6) Kepatuhan terhadap instrumen-instrumen internasional mengenai permasalahan terkait dengan sistem HaKI, misalnya:
  • Konvensi Keanekaragaman Hayati yang diratifikasi oleh Indonesia pada tanggal 23 Agustus 1994.
  • Deklarasi HAM se-Dunia (Pasal 27 ayat 7 Deklarasi ini menyatakan bahwa setiap orang mempunyai hak terhadap perlindungan secara moral dan material atas karya-karya baik keilmuan, sastra, maupun sastra yang diciptakan).
3. Dasar Hukum Perlindungan Hak Cipt
Keseluruhan peraturan perundang-undangan untuk perlindungan hak cipta yang berlaku dalam hukum positif Indonesia sampai saat ini dianggap sudah memadai meskipun tetap diperlukan beberapa perubahan dimasa datang sesuai dengan perkembangan masyarakat. Sejak Auterswet Staatsblad No. 600 Tahun 1912 dicabut dengan Undang-undang No. 6 Tahun 1982 tentang Hak Cipta, telah dilakukan beberapa kali perubahan dengan Undang-undang No. 7 Tahun 1987 dan Undang-undang No. 12 Tahun 1997[13].

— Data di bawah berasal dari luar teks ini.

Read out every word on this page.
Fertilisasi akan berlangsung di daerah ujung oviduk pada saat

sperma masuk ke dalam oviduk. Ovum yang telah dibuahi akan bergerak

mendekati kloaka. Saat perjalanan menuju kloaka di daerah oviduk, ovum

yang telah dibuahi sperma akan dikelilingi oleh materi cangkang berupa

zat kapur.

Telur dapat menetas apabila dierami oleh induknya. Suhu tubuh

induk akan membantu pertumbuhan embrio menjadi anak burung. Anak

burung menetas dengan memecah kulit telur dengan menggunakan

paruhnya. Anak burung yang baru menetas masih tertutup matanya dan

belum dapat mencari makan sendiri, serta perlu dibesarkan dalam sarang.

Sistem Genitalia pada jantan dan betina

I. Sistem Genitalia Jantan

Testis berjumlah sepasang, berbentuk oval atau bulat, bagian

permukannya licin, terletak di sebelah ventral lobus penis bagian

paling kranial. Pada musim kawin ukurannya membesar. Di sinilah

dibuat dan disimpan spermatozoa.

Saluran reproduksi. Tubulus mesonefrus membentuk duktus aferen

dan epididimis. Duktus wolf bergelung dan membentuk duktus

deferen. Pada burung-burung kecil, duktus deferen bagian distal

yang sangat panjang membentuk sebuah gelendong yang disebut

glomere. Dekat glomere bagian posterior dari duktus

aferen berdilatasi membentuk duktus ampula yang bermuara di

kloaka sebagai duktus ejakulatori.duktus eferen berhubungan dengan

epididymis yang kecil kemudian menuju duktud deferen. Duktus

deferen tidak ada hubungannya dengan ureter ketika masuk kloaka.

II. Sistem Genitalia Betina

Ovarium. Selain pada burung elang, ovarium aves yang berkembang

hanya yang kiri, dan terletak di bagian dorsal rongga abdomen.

Secara umum pembentukan peraturan perundang-undangan di bidang hak cipta di Indonesia didasarkan pada ratifikasi terhadap perjanjian-perjanjian internasional di bidang hak cipta, beberapa perjanjian itu adalah :
a. Konvensi Bern 1886;
b. Konvensi Hak Cipta Universal 1955;
c. Konvensi Roma 1961; 
d. Konvensi Jenewa 1967;
e. TRIPs 1994 (Trade Related Aspects on Intellectual Property Rights 1994).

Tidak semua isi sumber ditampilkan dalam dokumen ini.